The seta is often brown, 20-30mm in length, bearing a reddish-brown capsule. Operculum is similar size to capsule, with teethed exostome, and ciliated endostome. Spores 10-15 μm in size. Although within the bryophyte genera, P. aciculare does not have gemmae or paraphyllia.

This species has been observed to have a very wide distribution between Australia and New Zealand in particular.

== Reproduction ==
This moss is unisexual, with males in either full-size, dwarfed or leaf-attached forms. Often males can only be observed with a hand-lens. The reproductive plant is obvious with the presence of the sporophyte. This is typically evidenced by the brown seta standing erect with the capsule attached. It will only brown once it has reached full maturity and is no longer required to perform photosynthesis to sustain its growth.

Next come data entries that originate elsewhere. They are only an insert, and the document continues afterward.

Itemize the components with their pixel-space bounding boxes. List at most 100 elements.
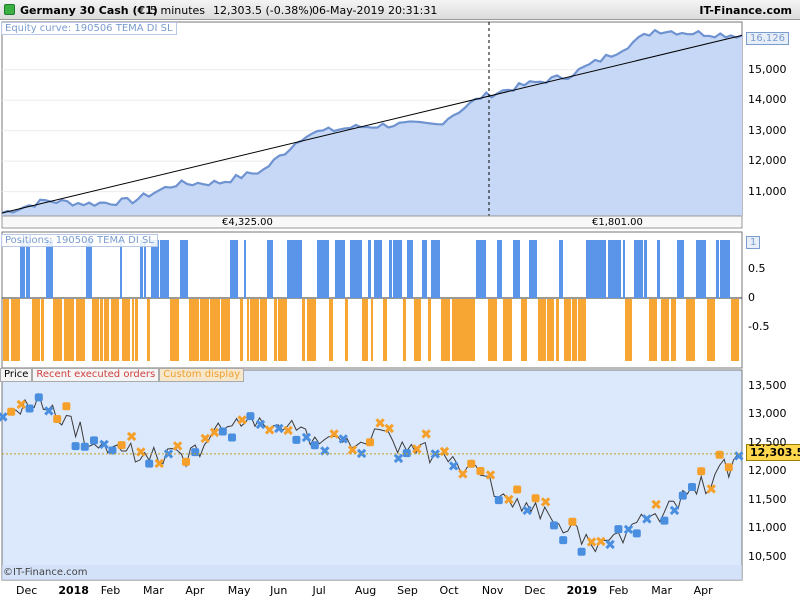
buy-marker: ✖: [337, 432, 349, 448]
position-long-bar: [644, 240, 647, 298]
sell-marker: ✖: [264, 423, 276, 439]
sell-marker: [531, 494, 540, 503]
buy-marker: [34, 393, 43, 402]
sell-marker: ✖: [126, 430, 138, 446]
position-long-bar: [529, 240, 537, 298]
sell-marker: [715, 450, 724, 459]
equity-y-tick: 11,000: [748, 184, 787, 198]
buy-marker: ✖: [623, 523, 635, 539]
sell-marker: ✖: [209, 426, 221, 442]
position-long-bar: [476, 240, 486, 298]
buy-marker: [228, 433, 236, 442]
position-long-bar: [601, 240, 606, 298]
position-short-bar: [32, 299, 40, 361]
profit-left: €4,325.00: [222, 217, 273, 228]
instrument-name[interactable]: Germany 30 Cash (€1): [20, 4, 158, 17]
price-y-tick: 10,500: [748, 549, 787, 563]
equity-y-tick: 13,000: [748, 123, 787, 137]
sell-marker: ✖: [15, 397, 27, 413]
sell-marker: ✖: [503, 493, 515, 509]
buy-marker: ✖: [733, 449, 745, 465]
position-long-bar: [317, 240, 320, 298]
x-axis-tick: Mar: [651, 584, 673, 597]
sell-marker: [513, 485, 522, 494]
position-short-bar: [3, 299, 9, 361]
sell-marker: ✖: [236, 413, 248, 429]
position-short-bar: [307, 299, 316, 361]
position-short-bar: [64, 299, 74, 361]
position-long-bar: [230, 240, 238, 298]
price-y-tick: 11,000: [748, 521, 787, 535]
positions-panel-label[interactable]: Positions: 190506 TEMA DI SL: [1, 234, 158, 247]
equity-y-tick: 15,000: [748, 62, 787, 76]
position-short-bar: [250, 299, 259, 361]
positions-y-tick: -0.5: [748, 320, 770, 333]
buy-marker: [80, 442, 89, 451]
chart-canvas[interactable]: ✖✖ ✖✖ ✖✖✖✖✖ ✖✖✖ ✖✖✖✖ ✖✖✖✖✖✖✖✖✖✖✖✖✖✖✖ ✖✖✖✖✖✖✖✖✖…: [0, 20, 800, 600]
x-axis-tick: Dec: [16, 584, 38, 597]
tab-custom-display[interactable]: Custom display: [159, 368, 245, 382]
sell-marker: ✖: [172, 439, 184, 455]
position-long-bar: [586, 240, 595, 298]
position-long-bar: [180, 240, 188, 298]
position-long-bar: [46, 240, 53, 298]
sell-marker: ✖: [586, 535, 598, 551]
sell-marker: [366, 438, 374, 447]
position-short-bar: [686, 299, 689, 361]
tab-recent-orders[interactable]: Recent executed orders: [32, 368, 160, 382]
buy-marker: [559, 536, 568, 545]
buy-marker: ✖: [641, 512, 653, 528]
price-y-tick: 12,000: [748, 464, 787, 478]
buy-marker: ✖: [163, 447, 175, 463]
position-short-bar: [403, 299, 406, 361]
price-y-tick: 11,500: [748, 492, 787, 506]
sell-marker: [117, 441, 126, 450]
x-axis-tick: Oct: [439, 584, 459, 597]
buy-marker: [494, 496, 503, 505]
datetime: 06-May-2019 20:31:31: [312, 4, 438, 17]
orders-strip: [2, 565, 742, 580]
buy-marker: [246, 412, 255, 421]
position-short-bar: [661, 299, 669, 361]
equity-y-tick: 12,000: [748, 154, 787, 168]
position-long-bar: [613, 240, 621, 298]
position-long-bar: [356, 240, 360, 298]
position-short-bar: [521, 299, 527, 361]
sell-marker: ✖: [153, 456, 165, 472]
buy-marker: [310, 441, 319, 450]
sell-marker: ✖: [328, 427, 340, 443]
timeframe[interactable]: 5 minutes: [150, 4, 206, 17]
position-long-bar: [350, 240, 356, 298]
buy-marker: [25, 404, 34, 413]
x-axis-tick: Feb: [608, 584, 629, 597]
position-short-bar: [362, 299, 368, 361]
positions-value-badge: 1: [746, 236, 761, 249]
position-long-bar: [513, 240, 520, 298]
x-axis-tick: Jul: [312, 584, 326, 597]
sell-marker: ✖: [705, 482, 717, 498]
positions-y-tick: 0.5: [748, 262, 766, 275]
x-axis-tick: 2019: [566, 584, 598, 597]
position-long-bar: [677, 240, 684, 298]
position-short-bar: [538, 299, 546, 361]
position-short-bar: [671, 299, 676, 361]
tab-price[interactable]: Price: [0, 368, 33, 382]
position-short-bar: [122, 299, 130, 361]
position-long-bar: [144, 240, 146, 298]
equity-panel-label[interactable]: Equity curve: 190506 TEMA DI SL: [1, 22, 177, 35]
sell-marker: ✖: [650, 497, 662, 513]
position-short-bar: [11, 299, 20, 361]
sell-marker: ✖: [420, 427, 432, 443]
sell-marker: ✖: [439, 445, 451, 461]
sell-marker: [467, 459, 476, 468]
x-axis-tick: Sep: [397, 584, 418, 597]
price-panel-tabs: Price Recent executed orders Custom disp…: [0, 368, 245, 382]
equity-line: [1, 28, 743, 215]
position-long-bar: [374, 240, 382, 298]
profit-right: €1,801.00: [592, 217, 643, 228]
sell-marker: [476, 467, 485, 476]
last-price-badge: 12,303.5: [746, 444, 800, 461]
x-axis-tick: May: [227, 584, 251, 597]
position-long-bar: [267, 240, 273, 298]
position-short-bar: [135, 299, 138, 361]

This structure is protected by a calyptra, which acts like a protective cap while growing. Desiccation will continue until the operculum begins to open. The peristome, the final boundary to the spores, will absorb water during rains, opening to create a cavity in the sporophyte from which the spores can be released. This will the allow the tiny spores (between 10 and 12 um) to be dispersed by wind and rain.

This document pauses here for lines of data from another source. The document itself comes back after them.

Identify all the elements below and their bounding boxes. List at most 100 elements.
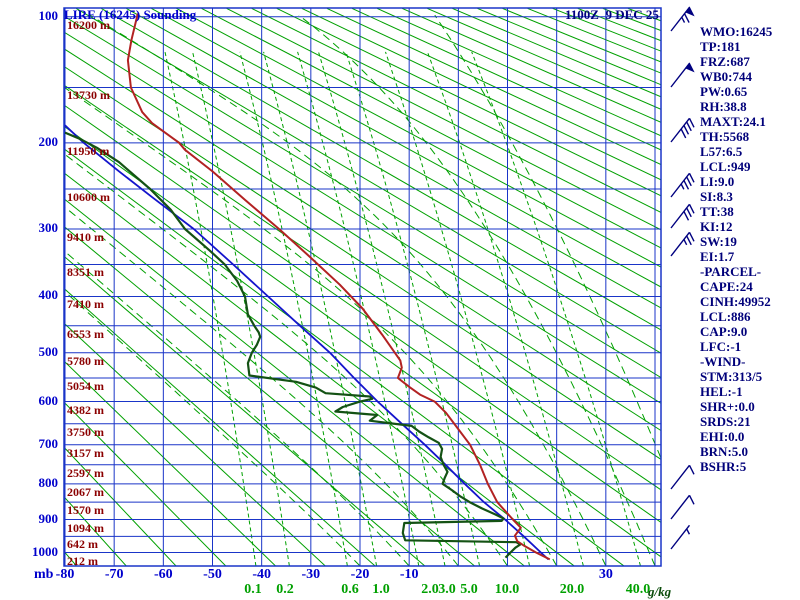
panel-index-line: L57:6.5: [700, 144, 743, 159]
height-label: 7410 m: [67, 297, 104, 312]
moist-adiabat: [434, 14, 661, 460]
dry-adiabat: [64, 125, 661, 558]
mixing-ratio-label: 2.0: [421, 582, 439, 597]
height-label: 16200 m: [67, 17, 110, 32]
wind-barb: [670, 6, 695, 32]
chart-border: [63, 7, 662, 567]
mixing-ratio-label: 1.0: [372, 582, 390, 597]
wind-barb: [670, 231, 695, 257]
height-label: 4382 m: [67, 402, 104, 417]
panel-index-line: PW:0.65: [700, 84, 748, 99]
panel-index-line: RH:38.8: [700, 99, 747, 114]
dry-adiabat: [64, 104, 661, 523]
panel-index-line: WB0:744: [700, 69, 752, 84]
panel-index-line: SI:8.3: [700, 189, 733, 204]
height-label: 212 m: [67, 553, 98, 568]
dewpoint-curve: [64, 131, 522, 559]
mixing-ratio-label: 20.0: [559, 582, 585, 597]
dry-adiabat: [75, 8, 661, 354]
dry-adiabat: [151, 8, 661, 288]
dry-adiabat: [64, 31, 661, 404]
dry-adiabat: [402, 8, 661, 123]
panel-index-line: TP:181: [700, 39, 741, 54]
dry-adiabat: [251, 8, 661, 213]
wind-barb: [670, 464, 695, 490]
moist-adiabat: [64, 86, 558, 566]
wind-barbs: [670, 6, 695, 550]
temperature-axis-label: -30: [301, 567, 321, 582]
dry-adiabat: [427, 8, 661, 110]
pressure-label: 500: [38, 343, 59, 359]
pressure-label: 1000: [32, 543, 58, 559]
panel-index-line: LCL:949: [700, 159, 751, 174]
panel-index-line: WMO:16245: [700, 24, 773, 39]
mixing-ratio-label: 0.1: [244, 582, 262, 597]
mixing-ratio-line: [385, 51, 531, 566]
mixing-ratio-line: [164, 51, 257, 566]
moist-adiabat: [89, 14, 607, 566]
mixing-ratio-line: [318, 51, 446, 566]
mixing-ratio-line: [427, 51, 584, 566]
panel-index-line: CAPE:24: [700, 279, 753, 294]
temperature-axis-label: -80: [55, 567, 75, 582]
mixing-ratio-line: [471, 51, 641, 566]
dry-adiabat: [64, 225, 475, 566]
temperature-axis-label: -70: [104, 567, 124, 582]
wind-barb: [670, 494, 695, 520]
panel-index-line: BRN:5.0: [700, 444, 749, 459]
height-label: 8351 m: [67, 265, 104, 280]
panel-index-line: FRZ:687: [700, 54, 750, 69]
mixing-ratio-line: [239, 51, 348, 566]
height-label: 1094 m: [67, 520, 104, 535]
mixing-ratio-label: 3.0: [438, 582, 456, 597]
temperature-axis-label: -50: [203, 567, 222, 582]
height-label: 10600 m: [67, 190, 110, 205]
moist-adiabat: [298, 14, 656, 566]
mixing-ratio-label: 40.0: [625, 582, 651, 597]
dry-adiabat: [64, 15, 661, 379]
dry-adiabat: [376, 8, 661, 137]
panel-index-line: SHR+:0.0: [700, 399, 755, 414]
panel-index-line: LFC:-1: [700, 339, 742, 354]
panel-index-line: KI:12: [700, 219, 733, 234]
pressure-label: 700: [38, 435, 59, 451]
pressure-label: 100: [38, 7, 59, 23]
height-label: 5054 m: [67, 378, 104, 393]
plot-area: [64, 8, 661, 566]
pressure-unit-label: mb: [34, 567, 54, 582]
panel-index-line: MAXT:24.1: [700, 114, 766, 129]
panel-index-line: -PARCEL-: [700, 264, 762, 279]
wind-barb: [670, 172, 695, 198]
mixing-ratio-label: 0.2: [276, 582, 294, 597]
temperature-axis-label: -20: [350, 567, 370, 582]
panel-index-line: SRDS:21: [700, 414, 751, 429]
temperature-curve: [126, 13, 551, 561]
mixing-ratio-line: [345, 51, 481, 566]
height-label: 3750 m: [67, 424, 104, 439]
panel-index-line: BSHR:5: [700, 459, 747, 474]
dry-adiabat: [301, 8, 661, 181]
temperature-axis-label: -10: [399, 567, 419, 582]
height-label: 5780 m: [67, 353, 104, 368]
dry-adiabat: [126, 8, 661, 309]
height-label: 1570 m: [67, 503, 104, 518]
panel-index-line: EHI:0.0: [700, 429, 745, 444]
height-label: 11950 m: [67, 143, 110, 158]
panel-index-line: EI:1.7: [700, 249, 735, 264]
wind-barb: [670, 117, 695, 143]
moist-adiabat: [64, 205, 459, 566]
wind-barb: [670, 203, 695, 229]
pressure-label: 200: [38, 133, 59, 149]
pressure-label: 900: [38, 510, 59, 526]
mixing-ratio-unit-label: g/kg: [648, 584, 672, 599]
panel-index-line: TH:5568: [700, 129, 750, 144]
pressure-label: 800: [38, 474, 59, 490]
height-label: 2597 m: [67, 465, 104, 480]
dry-adiabat: [64, 322, 326, 566]
dry-adiabat: [64, 48, 661, 432]
height-label: 642 m: [67, 537, 98, 552]
height-label: 6553 m: [67, 326, 104, 341]
indices-panel: WMO:16245 TP:181 FRZ:687 WB0:744 PW:0.65 RH:3…: [700, 24, 772, 474]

== Genetic similarities ==

P. aciculare is thought to be a more ancient species of moss, especially given that they appear in the Early Pleistocene sediments in Western Tasmania. They are genetically and morphologically similar to the moss Echinodium hispidum. However, E. hispidum does not appear in fossil records this old, suggesting that given the similar genetic and morphological traits, as well as the local distribution, that this may be a new species that has arisen from the evolution of P. aciculare

== Uses ==

There are no known uses for this moss, aside from floral decorations. It should be known that there are a number of uses for mosses aside from this, however, such as for fertilisers, biofuels and some medicinal and production uses.

== Unusual specimens ==

While common, P. aciculare is often most predominant in southern beech forest. It can also grow in varying sizes, from being dwarfed at 20mm, while also growing up to 120mm. This makes it quite a large bryophyte species, which is uncommon given their lack of lignified tissues and internal hydraulic systems.

== Threats ==
This species is specialised to growing in rainforest and intermediate wet forests. As such, it is not very fire tolerant, and is only a late-successional plant. This means that it is not seen often in environments outside of those previously mentioned in this article, with the exception of some damp grasslands.

There are no known conservation threats to this species, as it does not provide a primary food source as known. Furthermore, it is a very common species with wide and dense distribution patterns. It has no other known threats, such as predation and other pests.